1. Introduction

Artificial neural networks are powerful methods for mapping unknown relationships in data and making predictions. One of the main areas of application is pattern recognition problems. It includes both classification and functional interpolation problems in general, and extrapolation problems, such as time series prediction.

Rarely, neural networks, as well as statistical methods in general, are applied directly to the raw data of a dataset. Normally, we need a preparation that aims to facilitate the network optimization process and maximize the probability of obtaining good results.

In this tutorial, we’ll take a look at some of these methods. They include normalization techniques, explicitly mentioned in the title of this tutorial, but also others such as standardization and rescaling.

We’ll use all these concepts in a more or less interchangeable way, and we’ll consider them collectively as normalization or preprocessing techniques.

2. Definitions

The different forms of preprocessing that we mentioned in the introduction have different advantages and purposes.

2.1. Normalization

Normalizing a vector (for example, a column in a dataset) consists of dividing data from the vector norm. Typically we use it to obtain the Euclidean distance of the vector equal to a certain predetermined value, through the transformation below, called min-max normalization:

    [x'=\frac{x-x_{\min}}{x_{\max}-x_{\min}}(u-l)+l]

where:

  • x is the original data.
  • x' is the normalized data.
  • x _ {\ max}, x _ {\ min} are respectively the maximum and minimum values of the original vector.
  • u, l are respectively the upper and lower values of the new range for normalized data, x ' \in [l: u]. Typical values are [u = 1, l = 0] or [u = 1, l = -1].

The above equation is a linear transformation that maintains all the distance ratios of the original vector after normalization.

Some authors make a distinction between normalization and rescaling. The latter transformation is associated with changes in the unit of data, but we’ll consider it a form of normalization.

2.2. Standardization

Standardization consists of subtracting a quantity related to a measure of localization or distance and dividing by a measure of the scale. The best-known example is perhaps the called z-score or standard score:

    [x'=\frac{x-\mu}{\sigma}]

where:

  • \mu is the mean of the population.
  • \sigma is the standard deviation of the population.
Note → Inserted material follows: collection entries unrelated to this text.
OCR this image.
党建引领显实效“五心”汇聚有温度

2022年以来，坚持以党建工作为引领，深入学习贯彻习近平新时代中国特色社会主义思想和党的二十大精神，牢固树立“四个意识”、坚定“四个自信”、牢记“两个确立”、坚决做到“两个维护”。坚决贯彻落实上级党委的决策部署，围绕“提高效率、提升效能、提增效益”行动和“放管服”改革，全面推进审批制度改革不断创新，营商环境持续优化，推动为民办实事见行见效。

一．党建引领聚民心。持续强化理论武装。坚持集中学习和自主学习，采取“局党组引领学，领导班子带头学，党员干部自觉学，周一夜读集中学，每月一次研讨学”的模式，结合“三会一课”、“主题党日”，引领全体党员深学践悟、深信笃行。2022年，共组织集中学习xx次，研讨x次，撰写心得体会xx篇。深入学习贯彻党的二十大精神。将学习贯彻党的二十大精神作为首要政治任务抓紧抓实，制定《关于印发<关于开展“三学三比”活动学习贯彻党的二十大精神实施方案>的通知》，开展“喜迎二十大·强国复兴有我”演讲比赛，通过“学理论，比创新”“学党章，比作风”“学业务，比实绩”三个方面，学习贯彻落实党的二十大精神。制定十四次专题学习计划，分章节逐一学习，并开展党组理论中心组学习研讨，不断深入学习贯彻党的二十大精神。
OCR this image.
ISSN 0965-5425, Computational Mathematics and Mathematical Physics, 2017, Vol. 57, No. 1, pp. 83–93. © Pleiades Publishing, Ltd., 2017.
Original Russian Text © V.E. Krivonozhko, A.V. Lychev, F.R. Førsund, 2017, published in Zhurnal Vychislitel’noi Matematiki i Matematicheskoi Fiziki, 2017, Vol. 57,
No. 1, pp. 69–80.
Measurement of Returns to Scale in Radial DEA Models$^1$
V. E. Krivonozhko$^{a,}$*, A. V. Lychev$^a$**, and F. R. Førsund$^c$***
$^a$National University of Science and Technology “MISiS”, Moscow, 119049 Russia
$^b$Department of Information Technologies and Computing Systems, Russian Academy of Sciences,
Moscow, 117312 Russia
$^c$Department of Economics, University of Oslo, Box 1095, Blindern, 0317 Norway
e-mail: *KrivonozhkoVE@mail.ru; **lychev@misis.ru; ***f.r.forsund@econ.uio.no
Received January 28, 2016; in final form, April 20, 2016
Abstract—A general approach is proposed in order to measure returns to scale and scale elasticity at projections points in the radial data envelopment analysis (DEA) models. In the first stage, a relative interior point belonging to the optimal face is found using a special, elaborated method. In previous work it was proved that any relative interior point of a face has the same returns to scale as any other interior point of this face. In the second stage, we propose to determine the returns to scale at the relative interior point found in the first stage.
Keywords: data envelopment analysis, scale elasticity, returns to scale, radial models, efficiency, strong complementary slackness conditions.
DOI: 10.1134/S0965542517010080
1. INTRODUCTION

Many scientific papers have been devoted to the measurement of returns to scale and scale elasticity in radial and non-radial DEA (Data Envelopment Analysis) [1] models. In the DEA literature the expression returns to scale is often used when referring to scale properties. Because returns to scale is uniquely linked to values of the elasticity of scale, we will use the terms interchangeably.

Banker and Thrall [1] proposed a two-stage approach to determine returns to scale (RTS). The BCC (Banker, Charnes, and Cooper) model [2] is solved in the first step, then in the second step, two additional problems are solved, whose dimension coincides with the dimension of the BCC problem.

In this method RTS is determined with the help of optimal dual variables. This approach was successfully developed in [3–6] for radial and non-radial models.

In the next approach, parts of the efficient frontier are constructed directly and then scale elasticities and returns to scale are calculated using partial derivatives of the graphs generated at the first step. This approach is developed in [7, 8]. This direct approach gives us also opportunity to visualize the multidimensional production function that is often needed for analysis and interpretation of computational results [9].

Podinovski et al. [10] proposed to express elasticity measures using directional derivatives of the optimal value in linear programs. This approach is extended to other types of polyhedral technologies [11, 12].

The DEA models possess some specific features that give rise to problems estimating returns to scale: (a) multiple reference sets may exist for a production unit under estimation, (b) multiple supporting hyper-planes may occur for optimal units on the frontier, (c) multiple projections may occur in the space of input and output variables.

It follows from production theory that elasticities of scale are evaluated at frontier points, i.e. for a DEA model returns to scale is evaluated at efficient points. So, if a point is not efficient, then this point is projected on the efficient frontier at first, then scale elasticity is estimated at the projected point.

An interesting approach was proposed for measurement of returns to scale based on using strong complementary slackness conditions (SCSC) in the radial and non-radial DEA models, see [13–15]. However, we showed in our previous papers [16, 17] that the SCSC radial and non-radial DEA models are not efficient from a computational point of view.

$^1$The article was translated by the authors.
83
The z-score transforms the original data to obtain a new distribution with mean 0 and standard deviation 1.

Since generally we don’t know the values of these parameters for the whole population, we must use their sample counterparts:

    [\hat{\mu}=\frac{1}{N}\sum_{i=1}^{N}x_{i}]

    [\hat{\sigma}=\sqrt{\frac{1}{N-1}\sum_{i=1}^{N}(x_{i}-\hat{\mu})^{2}}]

where N is the size of the vector \mathbf {x}.

2.3. Batch Normalization

Another technique widely used in deep learning is batch normalization. Instead of normalizing only once before applying the neural network, the output of each level is normalized and used as input of the next level. This speeds up the convergence of the training process.

2.4. A Note on Usage

The application of the most suitable standardization technique implies a thorough study of the problem data. For example, if the dataset does not have a normal or more or less normal distribution for some feature, the z-score may not be the most suitable method.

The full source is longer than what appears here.